The Dirac equation demonstrates that these two features can coexist for relativistic dynamics. Dirac bound
states of an electron have an unlimited number of electron-positron pair constituents, while the spectrum is
determined by a single electron equation. Confined fermion-antifermion states can be realized in gauge theory by
imposing a non-vanishing boundary condition on Gauss' law. Only the simplest homogeneous solution,
$A^0(\boldsymbol{x}) \propto \boldsymbol{x}$, is compatible with translation invariance, and then only for neutral
states.

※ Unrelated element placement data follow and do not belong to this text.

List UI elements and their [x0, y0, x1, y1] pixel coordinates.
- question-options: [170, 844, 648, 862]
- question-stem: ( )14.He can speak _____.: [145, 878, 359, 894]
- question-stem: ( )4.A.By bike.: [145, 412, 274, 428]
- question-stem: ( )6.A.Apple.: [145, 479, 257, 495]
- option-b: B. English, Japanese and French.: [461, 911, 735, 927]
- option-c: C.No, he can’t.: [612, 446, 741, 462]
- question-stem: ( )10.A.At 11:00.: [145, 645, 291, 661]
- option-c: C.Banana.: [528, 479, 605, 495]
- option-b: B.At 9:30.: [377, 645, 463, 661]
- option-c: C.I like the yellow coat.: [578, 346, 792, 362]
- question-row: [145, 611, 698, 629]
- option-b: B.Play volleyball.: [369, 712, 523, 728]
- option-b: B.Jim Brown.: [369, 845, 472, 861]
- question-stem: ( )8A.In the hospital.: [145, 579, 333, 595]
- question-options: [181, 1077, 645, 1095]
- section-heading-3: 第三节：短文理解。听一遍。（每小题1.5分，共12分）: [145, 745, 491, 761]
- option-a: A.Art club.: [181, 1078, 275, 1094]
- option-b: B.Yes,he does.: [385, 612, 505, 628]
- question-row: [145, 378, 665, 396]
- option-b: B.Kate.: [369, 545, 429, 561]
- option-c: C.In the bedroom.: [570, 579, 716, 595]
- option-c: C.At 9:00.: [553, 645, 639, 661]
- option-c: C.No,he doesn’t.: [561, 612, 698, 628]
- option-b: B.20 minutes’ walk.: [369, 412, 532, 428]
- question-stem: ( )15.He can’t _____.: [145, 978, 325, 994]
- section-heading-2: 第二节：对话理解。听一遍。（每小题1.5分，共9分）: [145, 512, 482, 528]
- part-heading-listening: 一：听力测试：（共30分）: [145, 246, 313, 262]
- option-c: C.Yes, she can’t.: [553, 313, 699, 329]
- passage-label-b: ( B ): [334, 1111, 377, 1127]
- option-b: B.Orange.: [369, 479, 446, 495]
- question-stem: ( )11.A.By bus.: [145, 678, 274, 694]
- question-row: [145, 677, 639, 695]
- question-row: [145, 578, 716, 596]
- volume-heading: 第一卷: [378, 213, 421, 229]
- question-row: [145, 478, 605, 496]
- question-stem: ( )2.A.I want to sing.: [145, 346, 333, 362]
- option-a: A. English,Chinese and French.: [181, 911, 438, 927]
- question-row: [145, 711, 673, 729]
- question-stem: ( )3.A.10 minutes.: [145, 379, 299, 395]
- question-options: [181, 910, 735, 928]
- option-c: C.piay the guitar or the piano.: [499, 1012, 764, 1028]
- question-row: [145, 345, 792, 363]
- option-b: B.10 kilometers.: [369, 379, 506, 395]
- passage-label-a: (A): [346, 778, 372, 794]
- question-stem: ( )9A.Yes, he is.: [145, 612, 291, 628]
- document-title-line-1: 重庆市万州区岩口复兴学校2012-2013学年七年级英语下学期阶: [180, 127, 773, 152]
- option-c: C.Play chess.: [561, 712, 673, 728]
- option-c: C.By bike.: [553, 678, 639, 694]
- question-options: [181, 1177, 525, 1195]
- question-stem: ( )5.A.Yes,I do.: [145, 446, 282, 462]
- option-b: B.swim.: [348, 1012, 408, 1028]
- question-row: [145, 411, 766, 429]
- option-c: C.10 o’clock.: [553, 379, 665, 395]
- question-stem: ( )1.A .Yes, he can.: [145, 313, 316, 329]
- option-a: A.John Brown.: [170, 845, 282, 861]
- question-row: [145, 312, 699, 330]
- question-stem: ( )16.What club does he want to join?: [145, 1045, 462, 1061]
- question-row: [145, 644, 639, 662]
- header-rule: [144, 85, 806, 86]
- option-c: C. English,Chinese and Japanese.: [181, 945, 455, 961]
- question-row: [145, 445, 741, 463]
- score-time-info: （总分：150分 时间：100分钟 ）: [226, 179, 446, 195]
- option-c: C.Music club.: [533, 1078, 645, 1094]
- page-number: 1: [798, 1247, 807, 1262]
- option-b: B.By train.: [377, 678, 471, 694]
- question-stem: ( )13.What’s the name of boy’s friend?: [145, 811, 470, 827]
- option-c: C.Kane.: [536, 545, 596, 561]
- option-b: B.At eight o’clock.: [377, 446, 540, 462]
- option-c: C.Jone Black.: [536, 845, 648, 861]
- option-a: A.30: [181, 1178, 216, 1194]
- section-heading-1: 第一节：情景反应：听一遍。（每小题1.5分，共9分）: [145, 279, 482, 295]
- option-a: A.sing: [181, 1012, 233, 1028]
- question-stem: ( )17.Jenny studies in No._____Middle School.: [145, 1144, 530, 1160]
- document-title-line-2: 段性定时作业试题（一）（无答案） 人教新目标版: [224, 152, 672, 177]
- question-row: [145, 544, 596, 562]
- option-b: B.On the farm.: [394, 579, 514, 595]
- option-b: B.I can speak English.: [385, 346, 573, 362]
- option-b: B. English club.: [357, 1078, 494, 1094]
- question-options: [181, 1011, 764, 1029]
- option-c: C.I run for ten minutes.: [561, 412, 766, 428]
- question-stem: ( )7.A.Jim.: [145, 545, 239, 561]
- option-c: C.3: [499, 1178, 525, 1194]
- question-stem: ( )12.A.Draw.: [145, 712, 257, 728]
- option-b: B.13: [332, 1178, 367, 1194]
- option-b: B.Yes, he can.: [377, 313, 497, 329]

This results in a linear instantaneous potential, similar to the ${\mathcal O}(\alpha_s^0)$ potential of the
quark model. The bound states are described by equal-time wave functions in all frames, are rotationally invariant
in the rest frame and have a dynamically realized boost covariance. Their electromagnetic form factors are gauge
invariant and their parton distributions have contributions from sea quarks at low $x_{Bj}$. The boost from the
rest frame to the infinite momentum frame reveals an interesting difference wrt. wave functions defined at
equal light-cone time. The states thus constructed are candidates for ${\mathcal O}(\alpha_s^0)$ asymptotic
($in$ and $out$) states of the QCD $S$-matrix.
This approach is described in the lecture notes of arXiv:1402.5005.